Several questions are left unanswered by Memory Gardens. Is its holding restricted to matters contained or omitted from a receiver’s “final” report, or does it encompass all accountings and reports? While the opinion talks about all these reports, it most frequently speaks of the final report. On the other hand, the Non-Claim Statute simply refers to objections to an “account or report.” The opinion also does not address exactly who is “forever barred” from bringing actions. Is the opinion limited to parties such as MGMC, who the court notes had an obligation to bring facts to the receiver’s attention, or is it intended to encompass everyone, including perhaps the receiver? Again, some guidance may be gleaned from the Non-Claim Statute, which imposes the duty to timely object on “any creditor, shareholder, or other interested party.” Even the deadline for making timely objection to a report is somewhat ambiguous, and probably not limited to 30 days. The Non-Claim Statute simply alludes to the “thirty day period referred to” in Ind.

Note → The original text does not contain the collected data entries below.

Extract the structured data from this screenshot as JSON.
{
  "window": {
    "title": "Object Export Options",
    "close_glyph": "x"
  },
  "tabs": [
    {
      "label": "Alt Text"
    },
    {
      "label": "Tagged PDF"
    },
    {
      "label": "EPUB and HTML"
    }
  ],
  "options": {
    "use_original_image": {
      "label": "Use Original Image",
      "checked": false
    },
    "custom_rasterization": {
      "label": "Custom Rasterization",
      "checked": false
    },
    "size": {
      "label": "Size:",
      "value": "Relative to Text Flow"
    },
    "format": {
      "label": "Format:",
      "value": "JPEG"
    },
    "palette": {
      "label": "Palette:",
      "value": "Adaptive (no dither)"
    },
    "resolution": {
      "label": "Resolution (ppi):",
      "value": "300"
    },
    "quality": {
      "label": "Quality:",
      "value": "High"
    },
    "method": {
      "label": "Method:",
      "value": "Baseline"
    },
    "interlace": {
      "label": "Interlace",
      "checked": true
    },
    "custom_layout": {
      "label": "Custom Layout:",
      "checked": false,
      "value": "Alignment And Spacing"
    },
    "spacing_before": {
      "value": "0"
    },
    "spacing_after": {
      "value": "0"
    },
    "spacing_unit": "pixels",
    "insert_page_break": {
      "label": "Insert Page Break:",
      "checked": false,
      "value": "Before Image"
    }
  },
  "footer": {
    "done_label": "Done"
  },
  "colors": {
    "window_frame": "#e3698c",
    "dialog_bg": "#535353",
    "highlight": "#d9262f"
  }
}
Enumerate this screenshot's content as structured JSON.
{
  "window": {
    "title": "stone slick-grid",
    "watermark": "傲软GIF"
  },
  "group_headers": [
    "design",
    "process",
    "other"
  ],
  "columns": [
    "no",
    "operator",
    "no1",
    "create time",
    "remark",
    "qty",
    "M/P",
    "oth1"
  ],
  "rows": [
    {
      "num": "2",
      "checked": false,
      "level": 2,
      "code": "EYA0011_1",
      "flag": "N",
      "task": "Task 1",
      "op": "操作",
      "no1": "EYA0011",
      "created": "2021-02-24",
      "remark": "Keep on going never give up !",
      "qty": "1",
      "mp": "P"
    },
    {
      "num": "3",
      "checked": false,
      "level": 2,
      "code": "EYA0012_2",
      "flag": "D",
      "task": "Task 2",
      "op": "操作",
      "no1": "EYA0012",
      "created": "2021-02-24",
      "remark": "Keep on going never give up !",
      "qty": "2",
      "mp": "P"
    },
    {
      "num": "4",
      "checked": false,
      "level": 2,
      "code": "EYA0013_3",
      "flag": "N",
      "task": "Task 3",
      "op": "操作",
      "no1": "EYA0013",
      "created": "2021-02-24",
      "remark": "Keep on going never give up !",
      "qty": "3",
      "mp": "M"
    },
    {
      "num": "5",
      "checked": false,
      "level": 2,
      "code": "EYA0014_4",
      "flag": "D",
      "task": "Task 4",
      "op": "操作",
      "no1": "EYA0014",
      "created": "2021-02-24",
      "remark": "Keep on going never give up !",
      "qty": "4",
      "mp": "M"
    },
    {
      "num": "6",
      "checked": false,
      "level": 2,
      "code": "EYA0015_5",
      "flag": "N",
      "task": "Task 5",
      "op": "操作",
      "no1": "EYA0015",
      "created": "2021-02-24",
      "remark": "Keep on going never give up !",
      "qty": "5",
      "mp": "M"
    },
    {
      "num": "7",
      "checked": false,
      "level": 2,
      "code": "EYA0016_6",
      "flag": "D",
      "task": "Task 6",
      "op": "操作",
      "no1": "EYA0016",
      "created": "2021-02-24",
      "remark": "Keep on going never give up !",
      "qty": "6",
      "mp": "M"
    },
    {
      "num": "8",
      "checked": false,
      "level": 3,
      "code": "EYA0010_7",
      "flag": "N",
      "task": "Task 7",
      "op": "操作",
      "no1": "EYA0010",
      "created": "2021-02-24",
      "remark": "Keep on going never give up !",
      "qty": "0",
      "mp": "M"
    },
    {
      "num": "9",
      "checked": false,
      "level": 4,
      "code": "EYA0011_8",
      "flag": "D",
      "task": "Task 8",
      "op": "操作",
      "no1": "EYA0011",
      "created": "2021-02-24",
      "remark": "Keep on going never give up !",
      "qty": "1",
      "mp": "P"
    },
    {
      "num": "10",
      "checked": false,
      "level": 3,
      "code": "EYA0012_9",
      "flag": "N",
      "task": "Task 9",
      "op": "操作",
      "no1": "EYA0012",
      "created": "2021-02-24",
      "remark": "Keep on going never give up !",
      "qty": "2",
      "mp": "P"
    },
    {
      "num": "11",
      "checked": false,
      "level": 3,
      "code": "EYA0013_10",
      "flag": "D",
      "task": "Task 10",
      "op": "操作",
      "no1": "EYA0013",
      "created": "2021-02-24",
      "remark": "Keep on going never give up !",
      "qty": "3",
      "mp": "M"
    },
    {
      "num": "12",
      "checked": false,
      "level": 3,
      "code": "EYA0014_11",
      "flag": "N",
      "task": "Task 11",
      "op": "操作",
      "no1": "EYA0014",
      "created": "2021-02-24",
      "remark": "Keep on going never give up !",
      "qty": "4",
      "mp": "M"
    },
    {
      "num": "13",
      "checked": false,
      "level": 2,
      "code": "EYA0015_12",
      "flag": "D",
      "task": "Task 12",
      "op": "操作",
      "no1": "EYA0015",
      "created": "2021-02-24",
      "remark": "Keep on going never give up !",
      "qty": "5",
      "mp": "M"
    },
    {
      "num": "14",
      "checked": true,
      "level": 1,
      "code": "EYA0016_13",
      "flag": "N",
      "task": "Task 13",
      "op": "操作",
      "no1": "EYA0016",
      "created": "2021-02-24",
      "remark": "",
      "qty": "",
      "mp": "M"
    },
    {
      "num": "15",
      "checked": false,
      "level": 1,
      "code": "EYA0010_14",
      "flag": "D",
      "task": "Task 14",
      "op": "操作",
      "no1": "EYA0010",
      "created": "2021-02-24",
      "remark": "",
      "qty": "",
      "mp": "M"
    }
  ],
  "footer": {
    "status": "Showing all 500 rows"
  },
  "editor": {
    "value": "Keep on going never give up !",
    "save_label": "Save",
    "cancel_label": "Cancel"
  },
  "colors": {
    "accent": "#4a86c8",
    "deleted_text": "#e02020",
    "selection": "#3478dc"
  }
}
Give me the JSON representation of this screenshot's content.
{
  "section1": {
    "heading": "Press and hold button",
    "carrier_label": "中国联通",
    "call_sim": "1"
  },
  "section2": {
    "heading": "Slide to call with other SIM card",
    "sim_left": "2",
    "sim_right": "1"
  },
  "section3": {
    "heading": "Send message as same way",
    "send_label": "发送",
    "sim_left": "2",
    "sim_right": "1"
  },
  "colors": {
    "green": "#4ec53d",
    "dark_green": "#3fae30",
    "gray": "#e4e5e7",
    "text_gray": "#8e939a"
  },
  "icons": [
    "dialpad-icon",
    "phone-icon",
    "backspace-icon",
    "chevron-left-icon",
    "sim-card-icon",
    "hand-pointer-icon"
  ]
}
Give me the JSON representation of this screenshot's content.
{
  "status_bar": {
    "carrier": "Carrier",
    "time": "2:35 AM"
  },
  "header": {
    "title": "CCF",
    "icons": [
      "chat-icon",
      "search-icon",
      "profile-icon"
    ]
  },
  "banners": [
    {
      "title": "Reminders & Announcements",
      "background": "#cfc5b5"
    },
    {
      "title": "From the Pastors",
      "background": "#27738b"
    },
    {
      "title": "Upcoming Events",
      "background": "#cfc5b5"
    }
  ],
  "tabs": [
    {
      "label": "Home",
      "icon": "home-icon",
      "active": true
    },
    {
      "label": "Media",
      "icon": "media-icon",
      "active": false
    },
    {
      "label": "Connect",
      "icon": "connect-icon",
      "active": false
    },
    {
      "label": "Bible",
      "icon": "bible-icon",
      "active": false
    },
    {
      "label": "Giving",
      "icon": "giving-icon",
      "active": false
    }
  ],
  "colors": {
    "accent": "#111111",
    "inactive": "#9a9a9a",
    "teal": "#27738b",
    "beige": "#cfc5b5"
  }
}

Code 32-30-5-17, which strictly speaking is not a thirty-day deadline. That statute states that upon the filing of an account or report, the clerk of the court in which the receivership is pending shall give notice of the date on which the account or report is to be heard and determined by the court, which may not be less than thirty days.
Future cases will presumably reveal whether the holding of Memory Gardens will be limited or further explained. But for now at least it seems clear it is essential for all parties involved in a receivership to take note of the decision and to carefully consider the impact of including or not including any potential claims in any account or report filed by a receiver.